Мех закончил резать и снял большую секцию внешней обшивки. Под ней открылся скелет корабля – крепкие ребра, перевитые путаницей кабелей и труб, а под ними – обшивка внутреннего корпуса.

«Да, – заметил плававший рядом Фред Джонсон, – довел ты его, прямо скажем».

Его слова, приглушенные и искаженные системой связи вакуумных скафандров, подействовали как удар под дых. Кому как не Фреду, номинальному главе Альянса Внешних Планет и одному из троих самых могущественных людей в Солнечной системе, следовало бы поддержать Холдена? А сейчас Холден почувствовал себя мальчишкой, у которого отец потребовал домашнюю работу, чтобы проверить, не слишком ли тот схалтурил.

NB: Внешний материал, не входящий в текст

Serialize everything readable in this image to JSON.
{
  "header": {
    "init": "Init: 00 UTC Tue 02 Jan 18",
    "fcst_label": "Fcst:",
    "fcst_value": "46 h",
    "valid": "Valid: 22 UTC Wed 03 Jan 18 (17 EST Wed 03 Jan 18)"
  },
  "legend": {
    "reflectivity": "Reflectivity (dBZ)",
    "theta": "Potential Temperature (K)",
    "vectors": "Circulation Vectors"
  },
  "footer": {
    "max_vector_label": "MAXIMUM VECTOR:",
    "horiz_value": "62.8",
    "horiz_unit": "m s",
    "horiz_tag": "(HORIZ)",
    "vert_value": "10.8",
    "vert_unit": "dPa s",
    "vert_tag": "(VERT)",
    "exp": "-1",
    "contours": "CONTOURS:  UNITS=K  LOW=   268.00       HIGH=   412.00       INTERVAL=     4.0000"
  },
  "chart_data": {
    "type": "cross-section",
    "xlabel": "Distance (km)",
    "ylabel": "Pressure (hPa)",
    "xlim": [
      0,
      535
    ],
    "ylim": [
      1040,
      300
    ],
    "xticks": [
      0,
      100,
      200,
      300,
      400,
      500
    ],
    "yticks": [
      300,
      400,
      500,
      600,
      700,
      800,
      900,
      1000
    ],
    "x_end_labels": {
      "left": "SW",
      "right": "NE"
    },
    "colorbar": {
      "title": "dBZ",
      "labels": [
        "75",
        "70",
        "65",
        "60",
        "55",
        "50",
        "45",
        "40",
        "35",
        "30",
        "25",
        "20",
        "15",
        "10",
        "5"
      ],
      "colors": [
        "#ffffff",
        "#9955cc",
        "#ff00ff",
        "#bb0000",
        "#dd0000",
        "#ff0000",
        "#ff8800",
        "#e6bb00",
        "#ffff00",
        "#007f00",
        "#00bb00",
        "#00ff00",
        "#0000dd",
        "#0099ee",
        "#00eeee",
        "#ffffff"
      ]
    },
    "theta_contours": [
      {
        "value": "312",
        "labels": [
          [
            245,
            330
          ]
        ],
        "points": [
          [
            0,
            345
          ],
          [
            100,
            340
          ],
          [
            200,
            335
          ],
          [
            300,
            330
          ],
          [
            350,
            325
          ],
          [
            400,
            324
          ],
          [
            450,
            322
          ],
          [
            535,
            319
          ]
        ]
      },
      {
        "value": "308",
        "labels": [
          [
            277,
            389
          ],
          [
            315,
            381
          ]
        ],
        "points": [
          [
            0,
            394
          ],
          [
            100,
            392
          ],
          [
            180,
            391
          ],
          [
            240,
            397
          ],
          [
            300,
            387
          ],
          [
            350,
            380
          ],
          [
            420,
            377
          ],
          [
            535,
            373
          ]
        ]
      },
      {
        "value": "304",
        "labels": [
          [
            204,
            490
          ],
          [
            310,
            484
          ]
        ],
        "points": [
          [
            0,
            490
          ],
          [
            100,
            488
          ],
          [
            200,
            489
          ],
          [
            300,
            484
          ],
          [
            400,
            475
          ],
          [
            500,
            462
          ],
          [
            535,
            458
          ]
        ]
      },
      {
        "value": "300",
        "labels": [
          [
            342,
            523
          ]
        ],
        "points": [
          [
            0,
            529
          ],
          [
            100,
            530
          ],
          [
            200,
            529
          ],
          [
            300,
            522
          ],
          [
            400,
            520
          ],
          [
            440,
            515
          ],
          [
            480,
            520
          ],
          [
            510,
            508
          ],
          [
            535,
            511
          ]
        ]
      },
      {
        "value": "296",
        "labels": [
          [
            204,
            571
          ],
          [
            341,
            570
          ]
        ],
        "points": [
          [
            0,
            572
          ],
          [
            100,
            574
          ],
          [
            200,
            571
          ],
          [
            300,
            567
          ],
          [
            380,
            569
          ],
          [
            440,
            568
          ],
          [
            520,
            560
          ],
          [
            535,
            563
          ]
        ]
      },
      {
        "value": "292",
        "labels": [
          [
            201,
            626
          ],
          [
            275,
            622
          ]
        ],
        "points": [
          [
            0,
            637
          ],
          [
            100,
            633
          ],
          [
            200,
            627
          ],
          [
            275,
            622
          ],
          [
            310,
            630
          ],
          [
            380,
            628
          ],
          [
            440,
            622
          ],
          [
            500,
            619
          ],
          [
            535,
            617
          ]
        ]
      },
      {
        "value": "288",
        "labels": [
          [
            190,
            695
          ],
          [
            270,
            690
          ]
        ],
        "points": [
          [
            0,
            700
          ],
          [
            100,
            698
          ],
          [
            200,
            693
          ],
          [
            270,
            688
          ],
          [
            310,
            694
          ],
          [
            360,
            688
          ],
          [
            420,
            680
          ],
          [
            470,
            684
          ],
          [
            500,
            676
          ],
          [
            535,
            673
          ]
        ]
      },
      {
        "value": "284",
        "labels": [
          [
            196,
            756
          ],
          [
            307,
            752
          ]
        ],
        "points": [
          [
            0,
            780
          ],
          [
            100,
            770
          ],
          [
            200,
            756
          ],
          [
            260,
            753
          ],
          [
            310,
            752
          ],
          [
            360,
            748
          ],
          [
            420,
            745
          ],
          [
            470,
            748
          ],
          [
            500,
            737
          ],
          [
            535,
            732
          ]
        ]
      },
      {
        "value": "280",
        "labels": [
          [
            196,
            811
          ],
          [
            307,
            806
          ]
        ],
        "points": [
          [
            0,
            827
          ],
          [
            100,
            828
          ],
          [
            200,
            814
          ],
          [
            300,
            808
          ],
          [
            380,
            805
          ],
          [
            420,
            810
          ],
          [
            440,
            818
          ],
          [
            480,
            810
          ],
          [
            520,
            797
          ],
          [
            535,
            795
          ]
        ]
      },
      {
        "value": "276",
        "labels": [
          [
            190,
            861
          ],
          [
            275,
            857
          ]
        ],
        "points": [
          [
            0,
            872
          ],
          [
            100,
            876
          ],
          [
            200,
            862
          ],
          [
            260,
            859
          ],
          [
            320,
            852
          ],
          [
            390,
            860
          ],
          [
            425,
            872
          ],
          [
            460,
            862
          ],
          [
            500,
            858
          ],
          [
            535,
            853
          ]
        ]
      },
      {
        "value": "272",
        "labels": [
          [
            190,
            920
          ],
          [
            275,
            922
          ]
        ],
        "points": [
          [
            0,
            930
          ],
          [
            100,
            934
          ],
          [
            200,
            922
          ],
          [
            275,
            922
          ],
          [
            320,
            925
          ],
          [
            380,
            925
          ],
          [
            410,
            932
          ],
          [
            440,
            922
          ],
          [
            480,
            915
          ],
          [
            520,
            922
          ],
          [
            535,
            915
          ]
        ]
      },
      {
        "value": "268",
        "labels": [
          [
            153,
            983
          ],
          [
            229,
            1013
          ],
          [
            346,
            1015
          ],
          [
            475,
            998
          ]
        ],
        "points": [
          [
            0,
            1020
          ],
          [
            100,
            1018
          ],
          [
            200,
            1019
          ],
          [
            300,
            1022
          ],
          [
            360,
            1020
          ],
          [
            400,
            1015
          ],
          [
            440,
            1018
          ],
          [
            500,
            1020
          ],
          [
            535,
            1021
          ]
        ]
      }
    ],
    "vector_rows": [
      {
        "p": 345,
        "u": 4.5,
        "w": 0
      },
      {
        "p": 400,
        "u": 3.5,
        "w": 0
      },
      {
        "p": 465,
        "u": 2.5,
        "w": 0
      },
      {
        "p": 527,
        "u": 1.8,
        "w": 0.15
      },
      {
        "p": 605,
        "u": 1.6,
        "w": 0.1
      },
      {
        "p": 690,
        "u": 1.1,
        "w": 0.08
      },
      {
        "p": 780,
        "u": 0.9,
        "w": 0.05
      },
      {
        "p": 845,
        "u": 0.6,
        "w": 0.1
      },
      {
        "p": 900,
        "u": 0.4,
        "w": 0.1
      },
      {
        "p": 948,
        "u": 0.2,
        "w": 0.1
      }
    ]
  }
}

«Погнуты внутренние крепления», – сказал по связи третий голос. Сакаи – кислолицый главный инженер Тихо, сменивший Саманту Розенберг после ее гибели в катастрофе, известной теперь всей системе как «Инцидент в Медленной Зоне», – наблюдал за работами из своего кабинета через камеры и рентгеновские сканеры меха.

«Как ты умудрился?» – Фред показывал на гнездо рельсовой пушки вдоль киля. Ствол оружия тянулся почти на всю длину корабля, распорки креплений местами заметно выгибались.

– А что, – отозвался Холден, – я тебе еще не рассказывал, как «Роси» вытягивал на высокую орбиту тяжелый грузовик, используя рельсовую вместо реакторной тяги?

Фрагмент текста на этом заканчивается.